With the ongoing unrest in the Ukraine due to the Russian invasion, the Gift of the Givers has sprung into disaster management mode, working with South Africans on the ground and various organisations to support repatriation efforts, deliver essential items and medical equipment to those in desperate need.
Source: Supplied
Source: Supplied

The initiative came to life at short notice through various messages the Gift of The Givers received during the first days of the attack. The first was a South African man, who managed to escape from the capital Kyiv with his wife, who is from Ukraine, when the bombing intensified.

At their new place of safety, the Gift of the Givers asked the couple to source supplies - including food, baby food, diapers, sanitary pads, hygiene packs, warm clothes and essential medicines - from small shops and wholesalers to ensure their availability as prices were skyrocketing.

“Incredible” volunteers commended

Providing disaster intervention training at a distance has been an interesting challenge for the Gift of the Givers, says founder Dr Imtiaz Sooliman who commends the volunteers who have been “beyond incredible in applying the theory practically”.

“We are expanding the teams and are organising them inside the "hot spots" where there is no entry point for supplies and are replicating the process, finding shops, supplying the funds, identifying specific needs and supplying. When you can't get items from outside, be resourceful and find everything inside.

“Orphans, the elderly, ordinary people are all being assisted. We are funding the intervention by paying for fuel and everything associated with the purchase and delivery of essential and very basic necessities. We are setting up multiple storage areas. The teams are held by the hand and guided on the approach to disasters on a daily basis,” says Dr Sooliman

The second request humanitarian organisation received came from a cardiothoracic anaesthetist who is also being guided on disaster management, with the first lesson being on how to practise "emotional distancing".
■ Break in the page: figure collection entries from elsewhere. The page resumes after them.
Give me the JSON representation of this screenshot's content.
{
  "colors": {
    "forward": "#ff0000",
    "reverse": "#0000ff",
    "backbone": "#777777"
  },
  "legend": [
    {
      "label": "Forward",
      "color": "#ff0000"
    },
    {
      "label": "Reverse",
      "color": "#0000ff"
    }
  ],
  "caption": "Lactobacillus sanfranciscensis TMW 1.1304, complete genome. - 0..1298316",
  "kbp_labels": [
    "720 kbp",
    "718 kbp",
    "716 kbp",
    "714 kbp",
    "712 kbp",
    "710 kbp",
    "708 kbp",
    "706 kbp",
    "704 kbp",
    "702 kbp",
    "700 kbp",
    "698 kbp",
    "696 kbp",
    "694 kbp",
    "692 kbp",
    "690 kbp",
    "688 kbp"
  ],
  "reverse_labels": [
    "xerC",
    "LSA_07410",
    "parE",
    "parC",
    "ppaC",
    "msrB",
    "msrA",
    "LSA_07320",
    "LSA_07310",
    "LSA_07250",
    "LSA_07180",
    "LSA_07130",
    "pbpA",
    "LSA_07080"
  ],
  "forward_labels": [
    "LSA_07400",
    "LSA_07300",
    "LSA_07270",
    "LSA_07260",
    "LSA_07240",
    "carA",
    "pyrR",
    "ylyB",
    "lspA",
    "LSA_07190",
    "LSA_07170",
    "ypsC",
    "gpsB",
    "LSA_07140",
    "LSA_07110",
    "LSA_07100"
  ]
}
The person crossed into Ukraine on 10 March and is being provided with fuel and funds to purchase essential items from Europe to expand the scope, scale and speed of the intervention.

Teaming together

Foundations and companies alike are working with the Gift of the Givers to help in this time of crisis where so many people are devastated, displaced, in shock and in despair.

“The Ukraine Association of South Africa has partnered with us. They are connected to medical personnel inside Ukraine. Medical supplies are being sourced inside the country and together with their own financial contributions, we will commence purchases of these life-saving materials for health facilities "trapped" in the hot spots,” says Dr Sooliman.

Discussions have been held with medical aid societies, pharmaceutical companies and health facilities in South Africa to supply essential medicines which will be sent by commercial flight to support all other medical requirements inside Ukraine.

Suzanne Ackerman from the Ackerman Family Foundation has pledged R1.5m towards the repatriation of South African and African students, and McKinsey is putting together a package for the same purpose. The Department of International Relations and Cooperation (Dirco) has also been engaging with Gift of the Givers on the repatriation matter.

The Gift of the Givers have also launched a crowdfunding campaign on BackaBuddy, with a moving target of R1m for members of the public hoping to support humanitarian efforts in the Ukraine.